Yes my TomTom accepts anything but some others dont so why dont they just put the decimal I.e 46.333333?

Its just easier to enter as well.


----------



## 113016 (Jun 5, 2008)

We did find one was wrong last year. 
The Coordinates were for another town with a similar name, but in a different area


----------



## rosalan (Aug 24, 2009)

Yes my TomTom has so far not missed a beat when finding a site.
It is well worth downloading the POI from T.T. library where there seem to be far more Aires than even V.Books include but of course they include none of the supporting information. The USB is catching up quickly too.
Alan


----------



## geraldandannie (Jun 4, 2006)

One of the things about the downloaded POIs is that it doesn't tell you what type of aire it is.

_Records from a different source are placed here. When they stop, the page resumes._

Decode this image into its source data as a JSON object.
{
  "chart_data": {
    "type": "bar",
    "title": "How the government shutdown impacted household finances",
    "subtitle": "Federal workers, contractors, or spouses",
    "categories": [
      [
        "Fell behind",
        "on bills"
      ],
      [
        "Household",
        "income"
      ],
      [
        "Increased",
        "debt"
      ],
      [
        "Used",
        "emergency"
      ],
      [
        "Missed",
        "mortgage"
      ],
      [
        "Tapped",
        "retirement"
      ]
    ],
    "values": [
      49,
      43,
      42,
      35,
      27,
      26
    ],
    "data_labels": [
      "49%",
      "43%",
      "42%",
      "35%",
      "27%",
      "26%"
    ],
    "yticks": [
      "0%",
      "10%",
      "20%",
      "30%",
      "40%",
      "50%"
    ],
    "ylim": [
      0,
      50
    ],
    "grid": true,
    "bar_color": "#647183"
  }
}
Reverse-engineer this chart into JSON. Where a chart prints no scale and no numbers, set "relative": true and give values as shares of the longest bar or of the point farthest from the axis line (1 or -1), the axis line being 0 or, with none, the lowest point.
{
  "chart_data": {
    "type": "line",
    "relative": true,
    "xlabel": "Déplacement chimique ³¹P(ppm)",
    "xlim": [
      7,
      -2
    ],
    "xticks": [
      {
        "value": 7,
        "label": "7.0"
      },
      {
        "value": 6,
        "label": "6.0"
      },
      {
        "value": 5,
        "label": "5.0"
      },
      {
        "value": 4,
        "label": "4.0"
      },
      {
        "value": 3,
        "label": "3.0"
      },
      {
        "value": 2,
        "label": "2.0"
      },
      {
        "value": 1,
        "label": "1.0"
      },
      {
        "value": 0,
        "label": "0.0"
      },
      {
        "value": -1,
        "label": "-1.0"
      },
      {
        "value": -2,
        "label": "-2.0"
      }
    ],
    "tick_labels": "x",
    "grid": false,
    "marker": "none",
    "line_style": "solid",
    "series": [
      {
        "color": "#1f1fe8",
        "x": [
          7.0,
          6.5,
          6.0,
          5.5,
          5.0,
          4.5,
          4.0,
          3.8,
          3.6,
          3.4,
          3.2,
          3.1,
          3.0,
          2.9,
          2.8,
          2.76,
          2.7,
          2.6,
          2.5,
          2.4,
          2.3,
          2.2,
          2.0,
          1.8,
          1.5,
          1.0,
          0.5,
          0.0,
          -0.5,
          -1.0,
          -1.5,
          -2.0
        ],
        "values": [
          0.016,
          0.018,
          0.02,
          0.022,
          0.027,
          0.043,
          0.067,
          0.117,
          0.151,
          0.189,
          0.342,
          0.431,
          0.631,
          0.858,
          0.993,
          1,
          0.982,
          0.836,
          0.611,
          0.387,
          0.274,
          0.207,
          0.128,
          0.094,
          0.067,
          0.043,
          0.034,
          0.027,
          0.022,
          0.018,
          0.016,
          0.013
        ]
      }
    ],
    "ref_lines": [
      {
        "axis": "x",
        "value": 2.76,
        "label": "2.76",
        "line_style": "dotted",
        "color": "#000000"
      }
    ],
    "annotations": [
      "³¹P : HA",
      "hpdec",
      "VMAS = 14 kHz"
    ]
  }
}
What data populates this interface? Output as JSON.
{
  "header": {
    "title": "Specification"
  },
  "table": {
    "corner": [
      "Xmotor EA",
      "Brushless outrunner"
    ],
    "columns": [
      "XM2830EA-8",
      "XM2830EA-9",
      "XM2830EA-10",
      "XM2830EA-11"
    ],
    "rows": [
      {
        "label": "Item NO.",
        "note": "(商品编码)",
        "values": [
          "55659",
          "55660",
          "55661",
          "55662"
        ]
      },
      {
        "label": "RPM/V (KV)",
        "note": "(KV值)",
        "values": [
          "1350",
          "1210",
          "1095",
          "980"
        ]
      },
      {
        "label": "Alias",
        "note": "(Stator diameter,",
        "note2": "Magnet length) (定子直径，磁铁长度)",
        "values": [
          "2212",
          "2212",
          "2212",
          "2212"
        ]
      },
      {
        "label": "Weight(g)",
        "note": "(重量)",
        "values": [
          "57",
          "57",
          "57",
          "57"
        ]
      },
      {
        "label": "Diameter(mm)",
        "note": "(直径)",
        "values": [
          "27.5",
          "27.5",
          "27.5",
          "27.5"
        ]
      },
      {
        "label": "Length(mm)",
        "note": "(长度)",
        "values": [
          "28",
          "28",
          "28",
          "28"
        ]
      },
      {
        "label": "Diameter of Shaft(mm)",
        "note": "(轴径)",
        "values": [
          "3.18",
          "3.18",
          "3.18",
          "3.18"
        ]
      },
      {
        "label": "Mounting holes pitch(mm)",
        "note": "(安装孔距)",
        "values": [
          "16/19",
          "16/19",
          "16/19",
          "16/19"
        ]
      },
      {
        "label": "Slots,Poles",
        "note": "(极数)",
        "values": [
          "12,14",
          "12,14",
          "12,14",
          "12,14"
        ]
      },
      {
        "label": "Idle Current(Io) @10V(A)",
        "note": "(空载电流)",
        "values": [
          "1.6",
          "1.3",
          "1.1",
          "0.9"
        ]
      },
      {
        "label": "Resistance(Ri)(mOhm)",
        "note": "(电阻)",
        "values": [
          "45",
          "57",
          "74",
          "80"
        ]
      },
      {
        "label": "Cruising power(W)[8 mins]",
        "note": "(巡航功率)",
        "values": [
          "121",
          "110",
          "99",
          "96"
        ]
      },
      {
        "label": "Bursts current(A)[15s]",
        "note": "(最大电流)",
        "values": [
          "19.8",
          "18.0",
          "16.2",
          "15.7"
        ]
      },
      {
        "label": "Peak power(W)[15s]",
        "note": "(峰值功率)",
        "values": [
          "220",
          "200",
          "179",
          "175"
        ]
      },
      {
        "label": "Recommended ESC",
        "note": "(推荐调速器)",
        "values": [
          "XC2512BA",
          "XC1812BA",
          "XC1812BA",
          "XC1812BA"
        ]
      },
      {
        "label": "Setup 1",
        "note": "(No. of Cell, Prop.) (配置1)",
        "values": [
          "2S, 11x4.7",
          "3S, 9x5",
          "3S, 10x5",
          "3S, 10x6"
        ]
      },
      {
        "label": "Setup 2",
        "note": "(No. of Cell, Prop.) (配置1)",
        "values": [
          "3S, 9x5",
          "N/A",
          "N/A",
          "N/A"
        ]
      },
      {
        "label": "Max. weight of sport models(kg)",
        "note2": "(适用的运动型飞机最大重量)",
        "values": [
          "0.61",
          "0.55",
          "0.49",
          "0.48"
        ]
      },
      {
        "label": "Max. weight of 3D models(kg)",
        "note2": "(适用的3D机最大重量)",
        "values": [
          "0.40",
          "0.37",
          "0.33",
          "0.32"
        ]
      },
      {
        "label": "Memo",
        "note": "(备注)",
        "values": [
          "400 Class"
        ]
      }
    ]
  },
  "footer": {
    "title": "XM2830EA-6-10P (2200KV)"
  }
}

Many of them are just service points, and not _aires de stationnment_.

Gerald


----------



## 113016 (Jun 5, 2008)

Grath said:


> We did find one was wrong last year.
> The Coordinates were for another town with a similar name, but in a different area


Just done a re check and I was wrong about the details.
The Cords are correct but the position on the main map is wrong.
It is Auterive page 359 and number 22 on the map.
It's position on the map should be just below number 59 at Muret


----------



## Zebedee (Oct 3, 2007)

geraldandannie said:


> One of the things about the downloaded POIs is that it doesn't tell you what type of aire it is. Many of them are just service points, and not _aires de stationnment_.
> Gerald


Depends where you download them from Gerald. :wink:

I can't remember where I got mine from (might have been Archies ?) but I have two sets - one for proper Aires and another set for Aires de Stationnement.

They are in .csv format for Autoroute, and have been posted on here fairly recently if you want them.

Dave


----------